【一宮市立尾西第二中】卒業記念くじら池の清掃ボランティアを通して
- 公開日
- 2016/08/12
- 更新日
- 2016/08/12
ちょっといい話
尾西第二中学校の中庭には、「くじら池」と呼ばれる水槽がある。3m弱の正方形の枡(ます)の真ん中に2頭の親子のくじらの像がある。この「くじら池」は、昭和62年度の卒業生一同が設置したものである。池の中には、メダカが十数匹泳いでいる。
いつもはひっそりしている池周辺が、年に一度だけとてもにぎやかになる。くじら池の清掃を行う日だ。環境美化委員が募集した清掃ボランティアとともに作業を行うのだが、毎年たくさんの生徒が参加してくれることが本当にうれしい。
この清掃…まずは、池の水をバケツリレーで近くの側溝に流すことから始まる。池の底面にはもちろん栓があるが、メダカ保護のため栓からは流さない。バケツリレーで水をすくえるだけすくい、次は池の底にたまっている藻や泥などをたもでとって、中庭のすみに掘った穴に埋めていく。ただしこのときもたまった藻や泥の中にメダカが紛れていることがあるので、埋める前に一度、手作業でメダカの確認をする。
池の水、藻や泥を出せるだけ出した後に底面や側面をたわしやデッキブラシでこすって、こびりついている汚れを落としていく。一年分の汚れは簡単には落ちないが、集まったメンバーで交代しながら少しずつきれいにしていく。
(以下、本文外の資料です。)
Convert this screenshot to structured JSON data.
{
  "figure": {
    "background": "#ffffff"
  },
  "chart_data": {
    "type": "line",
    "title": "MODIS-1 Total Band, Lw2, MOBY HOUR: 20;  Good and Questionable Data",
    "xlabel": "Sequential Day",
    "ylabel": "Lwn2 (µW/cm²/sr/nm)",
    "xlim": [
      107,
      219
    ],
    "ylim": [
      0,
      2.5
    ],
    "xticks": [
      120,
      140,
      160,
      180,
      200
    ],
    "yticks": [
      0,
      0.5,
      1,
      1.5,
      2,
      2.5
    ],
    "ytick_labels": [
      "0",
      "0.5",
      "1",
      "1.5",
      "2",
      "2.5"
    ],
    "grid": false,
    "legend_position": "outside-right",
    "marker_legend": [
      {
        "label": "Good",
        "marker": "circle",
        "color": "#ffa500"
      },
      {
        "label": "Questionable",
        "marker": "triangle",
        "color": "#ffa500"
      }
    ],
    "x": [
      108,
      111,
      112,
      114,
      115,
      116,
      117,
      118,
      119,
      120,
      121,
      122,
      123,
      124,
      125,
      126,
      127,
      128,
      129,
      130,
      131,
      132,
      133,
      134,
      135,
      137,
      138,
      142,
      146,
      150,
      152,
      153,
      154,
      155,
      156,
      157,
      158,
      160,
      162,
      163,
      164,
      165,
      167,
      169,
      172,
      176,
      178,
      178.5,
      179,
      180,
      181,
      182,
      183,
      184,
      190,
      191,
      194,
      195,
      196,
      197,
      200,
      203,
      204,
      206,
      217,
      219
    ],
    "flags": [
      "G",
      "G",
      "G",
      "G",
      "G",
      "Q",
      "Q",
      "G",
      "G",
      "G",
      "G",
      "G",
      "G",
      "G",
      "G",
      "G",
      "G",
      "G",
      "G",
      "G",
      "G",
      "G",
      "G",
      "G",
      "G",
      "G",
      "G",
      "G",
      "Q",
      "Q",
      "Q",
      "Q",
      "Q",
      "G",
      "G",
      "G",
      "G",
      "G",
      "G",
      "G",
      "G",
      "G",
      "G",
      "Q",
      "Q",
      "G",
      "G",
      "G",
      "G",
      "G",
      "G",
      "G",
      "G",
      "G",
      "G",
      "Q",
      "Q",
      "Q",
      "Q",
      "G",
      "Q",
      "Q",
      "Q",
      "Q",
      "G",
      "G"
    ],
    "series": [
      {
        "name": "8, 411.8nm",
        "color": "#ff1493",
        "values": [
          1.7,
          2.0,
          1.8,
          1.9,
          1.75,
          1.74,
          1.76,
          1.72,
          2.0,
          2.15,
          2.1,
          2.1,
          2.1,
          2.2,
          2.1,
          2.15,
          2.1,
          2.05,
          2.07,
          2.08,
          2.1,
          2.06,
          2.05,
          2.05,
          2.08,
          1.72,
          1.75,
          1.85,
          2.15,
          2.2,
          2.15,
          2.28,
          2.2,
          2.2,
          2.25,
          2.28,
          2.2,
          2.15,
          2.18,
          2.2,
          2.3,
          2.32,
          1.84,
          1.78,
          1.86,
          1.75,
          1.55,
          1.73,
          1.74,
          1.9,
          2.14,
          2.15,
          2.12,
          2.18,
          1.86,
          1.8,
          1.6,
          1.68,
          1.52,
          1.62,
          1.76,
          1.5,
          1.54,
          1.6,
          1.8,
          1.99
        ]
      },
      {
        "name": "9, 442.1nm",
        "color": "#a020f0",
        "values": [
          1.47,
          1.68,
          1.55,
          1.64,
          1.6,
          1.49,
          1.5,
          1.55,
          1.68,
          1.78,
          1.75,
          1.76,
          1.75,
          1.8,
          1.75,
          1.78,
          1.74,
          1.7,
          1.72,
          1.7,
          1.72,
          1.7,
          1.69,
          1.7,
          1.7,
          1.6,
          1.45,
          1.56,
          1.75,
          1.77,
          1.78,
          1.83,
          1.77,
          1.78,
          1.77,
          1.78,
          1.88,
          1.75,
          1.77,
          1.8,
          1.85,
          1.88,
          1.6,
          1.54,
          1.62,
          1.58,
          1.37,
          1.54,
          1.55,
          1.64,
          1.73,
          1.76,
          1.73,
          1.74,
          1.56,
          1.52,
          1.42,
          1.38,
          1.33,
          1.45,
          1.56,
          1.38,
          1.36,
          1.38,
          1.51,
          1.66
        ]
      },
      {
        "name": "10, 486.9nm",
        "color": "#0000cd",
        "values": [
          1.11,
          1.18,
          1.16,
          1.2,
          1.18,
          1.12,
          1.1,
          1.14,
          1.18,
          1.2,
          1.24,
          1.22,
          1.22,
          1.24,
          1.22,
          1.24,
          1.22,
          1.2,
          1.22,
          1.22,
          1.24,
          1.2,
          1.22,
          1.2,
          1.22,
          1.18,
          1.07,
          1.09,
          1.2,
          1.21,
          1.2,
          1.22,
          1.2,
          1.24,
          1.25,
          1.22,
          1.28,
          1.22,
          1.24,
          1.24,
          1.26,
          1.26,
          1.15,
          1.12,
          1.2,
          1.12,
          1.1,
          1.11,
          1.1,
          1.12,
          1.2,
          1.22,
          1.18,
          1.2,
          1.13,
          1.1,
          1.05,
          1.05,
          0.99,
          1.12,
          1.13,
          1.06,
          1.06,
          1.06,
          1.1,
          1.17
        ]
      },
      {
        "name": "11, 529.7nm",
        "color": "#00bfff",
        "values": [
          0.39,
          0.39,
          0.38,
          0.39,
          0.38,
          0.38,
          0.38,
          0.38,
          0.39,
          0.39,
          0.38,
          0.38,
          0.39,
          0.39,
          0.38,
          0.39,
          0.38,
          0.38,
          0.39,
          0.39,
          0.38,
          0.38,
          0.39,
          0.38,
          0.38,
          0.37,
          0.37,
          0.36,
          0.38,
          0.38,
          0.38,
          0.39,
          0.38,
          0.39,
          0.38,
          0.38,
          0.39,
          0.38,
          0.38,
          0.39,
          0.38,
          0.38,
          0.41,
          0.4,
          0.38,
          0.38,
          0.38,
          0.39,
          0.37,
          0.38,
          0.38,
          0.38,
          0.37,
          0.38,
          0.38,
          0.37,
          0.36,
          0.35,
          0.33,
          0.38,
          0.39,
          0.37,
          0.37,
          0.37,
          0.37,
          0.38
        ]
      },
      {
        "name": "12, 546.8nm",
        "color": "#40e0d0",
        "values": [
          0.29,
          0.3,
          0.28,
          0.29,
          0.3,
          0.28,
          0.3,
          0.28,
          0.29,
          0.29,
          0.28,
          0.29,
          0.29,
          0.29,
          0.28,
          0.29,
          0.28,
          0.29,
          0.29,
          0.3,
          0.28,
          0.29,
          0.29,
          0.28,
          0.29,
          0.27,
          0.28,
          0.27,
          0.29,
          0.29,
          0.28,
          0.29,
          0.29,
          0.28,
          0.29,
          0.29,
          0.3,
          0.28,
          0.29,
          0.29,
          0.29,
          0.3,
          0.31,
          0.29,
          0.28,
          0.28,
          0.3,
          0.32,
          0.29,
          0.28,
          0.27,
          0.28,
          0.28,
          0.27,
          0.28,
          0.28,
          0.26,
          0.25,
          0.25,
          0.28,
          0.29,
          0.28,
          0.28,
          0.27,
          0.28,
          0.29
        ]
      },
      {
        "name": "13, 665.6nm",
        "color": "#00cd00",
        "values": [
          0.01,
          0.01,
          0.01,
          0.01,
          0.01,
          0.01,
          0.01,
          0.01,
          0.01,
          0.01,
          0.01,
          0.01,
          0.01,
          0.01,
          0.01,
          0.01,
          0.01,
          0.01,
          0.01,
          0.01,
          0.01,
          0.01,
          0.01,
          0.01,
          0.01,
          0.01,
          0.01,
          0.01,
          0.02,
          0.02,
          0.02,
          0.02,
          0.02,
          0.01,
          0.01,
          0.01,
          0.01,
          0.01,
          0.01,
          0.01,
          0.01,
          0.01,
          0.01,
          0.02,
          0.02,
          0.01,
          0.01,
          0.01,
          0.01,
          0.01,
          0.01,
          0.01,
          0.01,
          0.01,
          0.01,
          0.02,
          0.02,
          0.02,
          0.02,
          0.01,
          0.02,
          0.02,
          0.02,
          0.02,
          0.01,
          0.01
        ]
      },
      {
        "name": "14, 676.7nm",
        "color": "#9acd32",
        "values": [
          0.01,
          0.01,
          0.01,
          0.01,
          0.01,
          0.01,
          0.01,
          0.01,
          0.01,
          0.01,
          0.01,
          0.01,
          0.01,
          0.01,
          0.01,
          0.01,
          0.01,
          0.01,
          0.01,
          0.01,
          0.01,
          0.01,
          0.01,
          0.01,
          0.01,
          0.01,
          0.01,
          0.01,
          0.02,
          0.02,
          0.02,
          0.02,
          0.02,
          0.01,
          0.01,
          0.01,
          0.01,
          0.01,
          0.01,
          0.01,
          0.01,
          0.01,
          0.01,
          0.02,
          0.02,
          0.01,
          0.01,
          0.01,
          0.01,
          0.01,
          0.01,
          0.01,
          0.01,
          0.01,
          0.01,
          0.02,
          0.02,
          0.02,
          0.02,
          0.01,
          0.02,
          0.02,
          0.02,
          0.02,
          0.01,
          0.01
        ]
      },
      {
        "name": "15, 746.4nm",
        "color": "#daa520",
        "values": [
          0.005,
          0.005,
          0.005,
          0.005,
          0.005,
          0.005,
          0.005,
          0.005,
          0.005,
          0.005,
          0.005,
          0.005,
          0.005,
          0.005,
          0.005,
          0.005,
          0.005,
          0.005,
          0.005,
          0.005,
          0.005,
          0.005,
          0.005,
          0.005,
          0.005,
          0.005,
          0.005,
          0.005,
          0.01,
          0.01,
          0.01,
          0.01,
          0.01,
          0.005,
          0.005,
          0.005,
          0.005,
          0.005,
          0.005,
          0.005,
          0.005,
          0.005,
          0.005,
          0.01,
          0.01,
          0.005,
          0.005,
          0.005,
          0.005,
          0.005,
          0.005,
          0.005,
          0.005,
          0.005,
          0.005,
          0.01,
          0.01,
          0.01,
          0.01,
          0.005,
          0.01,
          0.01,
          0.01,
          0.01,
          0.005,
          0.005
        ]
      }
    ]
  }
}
力を合わせて、かなりの時間をかけて池をきれいにしたあと、一つの楽しみがある。池のすぐ近くに2つのバルブがあり、専用のハンドルでそのバルブをひねると、池の中心にある親くじらと子くじらの背中から潮のごとく水が噴き出すのだ。その瞬間、毎年集まったボランティアのメンバーからは歓声があがり、清掃の疲れも一気に吹き飛んでいく。
ひたすら、バケツで水を送っていた生徒、一心不乱にたわしで池を磨いていた生徒、藻を埋める穴を庭の隅で黙々と掘っていた生徒、必死に素手で藻をかき分けてメダカを探していた生徒…一人一人役割は違っても、どの役割もなくてはならないものであり、それを自ら率先して行ってくれる生徒たちに感謝の気持ちでいっぱいである。
卒業生の方々が残してくださった「くじら池」はただの水槽ではなく、二中生の心の成長にも役立っている。